Estamos a mitad del 2021 y pareciera que todo sigue igual. Una pandemia que sigue presente en el mundo y que pareciera no querer irse. Así mismo, cada quien en su propia realidad va viviendo lo que le toca. Algunos han perdido seres queridos, otros les ha tocado vivir en primera persona la enfermedad. También vemos que mucha gente sufre otros tipos de consecuencias a causa de esta crisis, como por ejemplo el desempleo que a su vez trae pobreza, hambre, y necesidades de todo tipo. Sin duda que esto es una breve muestra de lo que está viviendo la humanidad, el dolor generalizado que hoy nos acompaña.
Pero más allá de lo contingente, hace algunos días que estaba por escribir sobre las heridas personales, aquellas cosas que traemos y que algunas veces creemos nos determinan.

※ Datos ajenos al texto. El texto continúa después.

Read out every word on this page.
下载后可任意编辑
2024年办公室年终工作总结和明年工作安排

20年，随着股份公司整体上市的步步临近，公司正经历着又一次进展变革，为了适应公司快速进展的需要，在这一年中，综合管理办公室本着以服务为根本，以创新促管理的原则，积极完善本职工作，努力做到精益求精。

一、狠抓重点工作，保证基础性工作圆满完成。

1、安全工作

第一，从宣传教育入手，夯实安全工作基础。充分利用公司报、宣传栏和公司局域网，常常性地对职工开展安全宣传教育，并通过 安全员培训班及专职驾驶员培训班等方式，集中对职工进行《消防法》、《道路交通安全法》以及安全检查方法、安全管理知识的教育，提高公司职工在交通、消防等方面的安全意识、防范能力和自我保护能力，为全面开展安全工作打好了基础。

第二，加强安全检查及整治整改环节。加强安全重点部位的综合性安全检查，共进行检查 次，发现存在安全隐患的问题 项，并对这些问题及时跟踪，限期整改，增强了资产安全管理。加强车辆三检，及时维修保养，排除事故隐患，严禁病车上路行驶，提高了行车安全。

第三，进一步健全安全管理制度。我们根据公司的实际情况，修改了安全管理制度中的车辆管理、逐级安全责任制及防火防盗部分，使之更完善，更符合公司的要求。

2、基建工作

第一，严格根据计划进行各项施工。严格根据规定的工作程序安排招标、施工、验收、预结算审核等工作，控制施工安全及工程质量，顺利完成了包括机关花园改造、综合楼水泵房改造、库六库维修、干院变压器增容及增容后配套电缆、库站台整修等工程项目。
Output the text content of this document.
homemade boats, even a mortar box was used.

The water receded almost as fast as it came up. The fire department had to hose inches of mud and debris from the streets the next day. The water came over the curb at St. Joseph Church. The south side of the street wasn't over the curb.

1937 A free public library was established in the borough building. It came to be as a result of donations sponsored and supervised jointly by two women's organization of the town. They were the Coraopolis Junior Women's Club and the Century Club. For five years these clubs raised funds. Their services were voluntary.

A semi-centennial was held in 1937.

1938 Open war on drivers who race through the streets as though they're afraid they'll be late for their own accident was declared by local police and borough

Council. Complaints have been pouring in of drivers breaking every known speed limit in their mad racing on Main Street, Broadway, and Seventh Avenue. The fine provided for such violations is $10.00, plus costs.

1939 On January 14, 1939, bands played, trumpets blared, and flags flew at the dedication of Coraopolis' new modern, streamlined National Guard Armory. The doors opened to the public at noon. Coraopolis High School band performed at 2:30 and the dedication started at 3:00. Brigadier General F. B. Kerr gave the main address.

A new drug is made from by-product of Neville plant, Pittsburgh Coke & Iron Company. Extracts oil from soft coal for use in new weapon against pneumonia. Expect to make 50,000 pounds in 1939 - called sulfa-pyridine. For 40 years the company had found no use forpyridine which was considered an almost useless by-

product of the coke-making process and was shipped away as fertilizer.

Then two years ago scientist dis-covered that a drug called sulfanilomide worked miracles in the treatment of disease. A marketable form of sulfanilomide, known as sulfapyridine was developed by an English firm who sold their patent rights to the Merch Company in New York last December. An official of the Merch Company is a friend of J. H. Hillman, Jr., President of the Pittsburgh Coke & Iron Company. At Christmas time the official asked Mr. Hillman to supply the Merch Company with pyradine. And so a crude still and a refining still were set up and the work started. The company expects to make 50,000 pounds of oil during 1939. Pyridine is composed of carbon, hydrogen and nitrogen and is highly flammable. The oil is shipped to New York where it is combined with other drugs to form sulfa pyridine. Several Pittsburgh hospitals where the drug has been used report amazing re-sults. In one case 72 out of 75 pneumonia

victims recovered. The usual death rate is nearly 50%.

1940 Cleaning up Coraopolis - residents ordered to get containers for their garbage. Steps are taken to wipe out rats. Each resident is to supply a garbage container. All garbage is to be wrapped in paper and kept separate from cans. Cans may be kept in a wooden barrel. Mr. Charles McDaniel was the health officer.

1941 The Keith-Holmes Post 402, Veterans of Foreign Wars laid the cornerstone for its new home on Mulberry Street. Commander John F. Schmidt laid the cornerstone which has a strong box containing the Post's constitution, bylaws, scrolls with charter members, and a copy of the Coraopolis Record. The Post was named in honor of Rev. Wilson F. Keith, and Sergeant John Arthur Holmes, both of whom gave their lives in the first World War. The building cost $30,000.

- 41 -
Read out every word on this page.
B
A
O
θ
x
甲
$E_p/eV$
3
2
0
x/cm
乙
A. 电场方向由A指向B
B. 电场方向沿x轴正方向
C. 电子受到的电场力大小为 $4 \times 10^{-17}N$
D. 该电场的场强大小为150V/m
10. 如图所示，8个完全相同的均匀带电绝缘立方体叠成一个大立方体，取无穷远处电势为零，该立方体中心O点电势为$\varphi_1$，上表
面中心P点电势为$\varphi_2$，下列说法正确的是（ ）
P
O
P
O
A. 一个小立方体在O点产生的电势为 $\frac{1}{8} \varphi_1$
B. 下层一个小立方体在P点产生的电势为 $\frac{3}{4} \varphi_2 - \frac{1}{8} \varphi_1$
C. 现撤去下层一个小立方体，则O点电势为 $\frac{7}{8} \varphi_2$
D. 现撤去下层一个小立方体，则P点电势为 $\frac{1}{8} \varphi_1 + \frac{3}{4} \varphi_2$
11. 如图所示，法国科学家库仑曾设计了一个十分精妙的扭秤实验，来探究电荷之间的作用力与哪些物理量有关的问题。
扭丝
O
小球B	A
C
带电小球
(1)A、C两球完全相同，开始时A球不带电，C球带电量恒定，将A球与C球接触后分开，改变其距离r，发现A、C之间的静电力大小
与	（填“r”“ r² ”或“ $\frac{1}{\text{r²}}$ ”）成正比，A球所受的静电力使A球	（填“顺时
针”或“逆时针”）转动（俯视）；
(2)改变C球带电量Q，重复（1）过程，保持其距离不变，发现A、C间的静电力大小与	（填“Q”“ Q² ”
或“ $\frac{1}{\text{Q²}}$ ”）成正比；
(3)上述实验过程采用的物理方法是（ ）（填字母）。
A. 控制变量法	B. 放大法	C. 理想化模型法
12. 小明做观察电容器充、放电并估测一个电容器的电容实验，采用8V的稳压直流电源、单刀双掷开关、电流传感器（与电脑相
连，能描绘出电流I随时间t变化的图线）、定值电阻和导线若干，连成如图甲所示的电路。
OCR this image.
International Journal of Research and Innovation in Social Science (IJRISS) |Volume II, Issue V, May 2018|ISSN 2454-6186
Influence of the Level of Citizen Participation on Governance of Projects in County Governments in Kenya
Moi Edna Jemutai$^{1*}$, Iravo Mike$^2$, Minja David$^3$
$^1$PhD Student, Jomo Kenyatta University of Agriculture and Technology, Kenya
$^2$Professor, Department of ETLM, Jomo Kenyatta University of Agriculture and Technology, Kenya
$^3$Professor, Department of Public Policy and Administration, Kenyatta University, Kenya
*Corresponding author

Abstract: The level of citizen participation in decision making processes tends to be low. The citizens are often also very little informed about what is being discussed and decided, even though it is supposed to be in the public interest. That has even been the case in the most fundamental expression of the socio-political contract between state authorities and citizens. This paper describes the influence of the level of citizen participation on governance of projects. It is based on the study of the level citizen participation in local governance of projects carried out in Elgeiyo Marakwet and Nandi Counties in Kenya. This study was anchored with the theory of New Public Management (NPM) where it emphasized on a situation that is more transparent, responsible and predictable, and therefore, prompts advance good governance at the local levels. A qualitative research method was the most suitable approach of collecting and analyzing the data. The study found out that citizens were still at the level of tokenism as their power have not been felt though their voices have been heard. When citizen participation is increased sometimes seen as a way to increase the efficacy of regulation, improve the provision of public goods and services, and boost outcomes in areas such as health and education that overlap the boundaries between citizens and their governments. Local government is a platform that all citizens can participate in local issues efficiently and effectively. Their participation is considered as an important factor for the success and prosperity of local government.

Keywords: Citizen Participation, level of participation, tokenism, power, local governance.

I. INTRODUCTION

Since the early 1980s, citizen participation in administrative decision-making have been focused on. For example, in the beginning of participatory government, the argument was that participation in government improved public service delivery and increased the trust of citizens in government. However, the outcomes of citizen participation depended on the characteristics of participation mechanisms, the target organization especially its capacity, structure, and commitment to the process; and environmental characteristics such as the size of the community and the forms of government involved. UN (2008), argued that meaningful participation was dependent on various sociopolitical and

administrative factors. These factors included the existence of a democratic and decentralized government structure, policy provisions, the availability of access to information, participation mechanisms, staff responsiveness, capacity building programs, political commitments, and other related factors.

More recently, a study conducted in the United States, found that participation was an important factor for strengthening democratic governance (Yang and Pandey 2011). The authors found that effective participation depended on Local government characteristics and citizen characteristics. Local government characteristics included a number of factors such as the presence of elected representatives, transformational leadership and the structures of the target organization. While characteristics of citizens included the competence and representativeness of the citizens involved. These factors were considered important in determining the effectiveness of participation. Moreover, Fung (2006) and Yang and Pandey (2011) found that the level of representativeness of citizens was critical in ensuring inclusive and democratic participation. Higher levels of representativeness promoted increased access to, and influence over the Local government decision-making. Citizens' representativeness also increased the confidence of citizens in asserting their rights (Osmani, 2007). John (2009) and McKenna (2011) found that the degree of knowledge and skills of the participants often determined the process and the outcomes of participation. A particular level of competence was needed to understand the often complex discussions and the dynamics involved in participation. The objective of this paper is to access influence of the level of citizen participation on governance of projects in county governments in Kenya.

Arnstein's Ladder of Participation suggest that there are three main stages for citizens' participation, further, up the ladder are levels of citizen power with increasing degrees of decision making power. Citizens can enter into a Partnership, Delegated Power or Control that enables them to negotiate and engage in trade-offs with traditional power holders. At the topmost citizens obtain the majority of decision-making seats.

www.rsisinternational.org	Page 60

Yendo a las experiencias profundas creo que cada quien puede reconocer en menor o mayor medida aquello que duele, esa dificultad que vive, esa frustración, aquél sentimiento o pensamiento que como una piedra en el zapato no nos deja seguir andando el camino. A veces son tantas cosas!, que logramos ver el túnel, pero no encontramos la luz que indica la salida. Pareciera que nos quedaremos allí encerrados, que no podemos salir, o peor aún, que “no queremos” salir.
Cuando nos abrumamos o angustiamos por esas cosas no logramos ver más allá de eso, nuestra mirada está condicionada por nuestros límites y pareciera que siempre es más fácil escapar o dar un pie atrás, en vez de ponerle la cara a eso que nos cuesta.
Experimentar esa fragilidad siempre duele, no podemos decir que no. El mal espíritu, como buen oportunista siempre se vale de aquello para hacernos tropezar y no contento con eso, está todo el tiempo recordándonos por qué caímos y nos da razones para mantenernos así, caídos, inmersos en lo más oscuro de nosotros mismos.
Pero lo mejor de todo, es que siempre Dios nos da mayores motivos para ponernos en pie. Nos hace saber que Él en su infinita misericordia nos ama y nos acepta como somos, incluso con aquello que muchas veces ni siquiera nosotros somos capaces de aceptarnos y perdonarnos. Y como su presencia paternal/maternal siempre es muy delicada, no hace mayor ruido, nos sale al camino de manera sutil, por medio de personas, momentos o situaciones que nos tienden la mano y nos sostienen la vida.
Toda esta reflexión personal, me hace pensar en Mt 1, 40-42, donde el leproso confiado en que Jesús lo podía ayudar le pide lo sane de su enfermedad. Y esa fue la respuesta de Jesús: “Quiero, queda sano”. Un gesto y una palabra sencilla a un pedido complejo. Y sí, complejo porque siempre nos cuesta llegar a ese momento de pedir a Jesús sane esas heridas que hay en nuestro corazón. Pero así como el leproso, debemos sentirnos invitados a confiar, a abandonarnos, a saber que Jesús nunca se cansa de escuchar lo que tenemos para decir, ni se agota su generosidad para atender a nuestras necesidades. Mi certeza con todo esto es que Jesús ¡Siempre quiere sanarnos!
Esta es la gracia que pido siempre… ¡Que me deje sanar por ti, Jesús!